This blog is intended to go along with Population: An Introduction to Concepts and Issues, by John R. Weeks, published by Cengage Learning. The latest edition is the 12th (it came out in 2015), but this blog is meant to complement any edition of the book by showing the way in which demographic issues are regularly in the news.

If you are a user of my textbook and would like to suggest a blog post idea, please email me at: john.weeks@sdsu.edu

Tuesday, June 11, 2013

Getting Going on Gun Violence as a Public Health Issue

Guns and gun violence have been big political and social issues in the US for a long time, but now a new report from the National Research Council has laid out a research agenda to deal with the public health issue of guns--who is being injured/killed and why and what we can do about that? This is a complicated issue, as it turns out, but more complicated than it might otherwise be because of the fact that Congress had suppressed research in this area for a long time.

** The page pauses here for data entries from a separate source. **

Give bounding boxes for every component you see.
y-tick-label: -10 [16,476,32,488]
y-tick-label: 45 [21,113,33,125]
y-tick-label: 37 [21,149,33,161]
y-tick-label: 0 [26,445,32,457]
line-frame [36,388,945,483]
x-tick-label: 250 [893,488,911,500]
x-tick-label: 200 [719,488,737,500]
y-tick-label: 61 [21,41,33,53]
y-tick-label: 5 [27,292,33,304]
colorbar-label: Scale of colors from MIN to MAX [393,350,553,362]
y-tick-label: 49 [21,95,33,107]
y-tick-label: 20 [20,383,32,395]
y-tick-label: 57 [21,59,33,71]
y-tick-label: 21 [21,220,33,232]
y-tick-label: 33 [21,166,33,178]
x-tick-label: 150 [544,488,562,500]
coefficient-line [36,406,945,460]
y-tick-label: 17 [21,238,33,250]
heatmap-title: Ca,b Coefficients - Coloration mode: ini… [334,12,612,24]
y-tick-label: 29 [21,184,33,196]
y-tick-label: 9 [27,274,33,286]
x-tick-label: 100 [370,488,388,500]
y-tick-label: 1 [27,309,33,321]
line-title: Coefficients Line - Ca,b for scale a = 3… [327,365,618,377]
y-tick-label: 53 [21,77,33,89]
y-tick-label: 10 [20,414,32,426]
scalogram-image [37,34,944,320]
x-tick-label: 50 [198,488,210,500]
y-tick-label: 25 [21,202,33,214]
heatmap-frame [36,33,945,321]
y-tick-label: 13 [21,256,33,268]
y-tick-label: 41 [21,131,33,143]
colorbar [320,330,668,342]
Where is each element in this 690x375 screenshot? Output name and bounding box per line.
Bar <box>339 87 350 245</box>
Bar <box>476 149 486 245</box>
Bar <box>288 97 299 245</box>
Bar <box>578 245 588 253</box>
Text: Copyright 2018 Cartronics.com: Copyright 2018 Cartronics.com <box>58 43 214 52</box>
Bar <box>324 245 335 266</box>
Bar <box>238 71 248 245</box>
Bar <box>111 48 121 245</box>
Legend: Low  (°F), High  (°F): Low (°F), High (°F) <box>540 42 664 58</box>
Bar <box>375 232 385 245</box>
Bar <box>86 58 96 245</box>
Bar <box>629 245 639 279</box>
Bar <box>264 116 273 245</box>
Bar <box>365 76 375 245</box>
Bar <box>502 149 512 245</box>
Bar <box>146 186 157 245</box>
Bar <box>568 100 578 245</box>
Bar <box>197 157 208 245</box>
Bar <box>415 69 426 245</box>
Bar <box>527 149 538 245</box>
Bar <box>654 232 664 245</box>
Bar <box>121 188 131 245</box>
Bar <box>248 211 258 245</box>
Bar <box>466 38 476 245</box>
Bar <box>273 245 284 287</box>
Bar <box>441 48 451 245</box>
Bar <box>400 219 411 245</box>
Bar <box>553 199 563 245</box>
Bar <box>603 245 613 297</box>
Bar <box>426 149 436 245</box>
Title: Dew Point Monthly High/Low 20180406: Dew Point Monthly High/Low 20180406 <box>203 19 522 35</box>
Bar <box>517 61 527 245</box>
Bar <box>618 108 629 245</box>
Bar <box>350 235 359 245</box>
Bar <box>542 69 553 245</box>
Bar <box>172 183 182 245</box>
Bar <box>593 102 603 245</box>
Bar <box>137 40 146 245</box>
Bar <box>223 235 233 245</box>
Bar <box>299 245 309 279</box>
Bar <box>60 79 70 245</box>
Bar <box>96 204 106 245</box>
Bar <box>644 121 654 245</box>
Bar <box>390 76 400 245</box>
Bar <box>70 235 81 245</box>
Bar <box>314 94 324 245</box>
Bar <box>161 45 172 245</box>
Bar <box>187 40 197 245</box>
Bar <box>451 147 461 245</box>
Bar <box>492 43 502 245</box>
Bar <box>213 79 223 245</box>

The report stems from executive orders issued by President Obama in January 2013 directing federal agencies to improve knowledge of the causes of firearm violence, interventions that might prevent it, and strategies to minimize its public health burden. One of these executive orders charged the Centers for Disease Control and Prevention with identifying the most pressing firearm-related violence research needs. In turn, CDC and the CDC Foundation asked IOM and the Research Council to recommend a research agenda on the public health aspects of firearm-related violence. The committee determined potential research topics by surveying previous relevant research, receiving public input, and using expert judgment.

With any luck, the focus on health instead of constitutional rights will help direct attention to what is really going on. As I have noted before, survey data do show that gun violence is declining even as gun ownership has increased and this seems to be mainly due to the paradox of fewer people owning guns, but those who do own guns own more than ever. This is a sad bifurcation of American society and anything that can be done to bring common sense to the issue will be very welcome.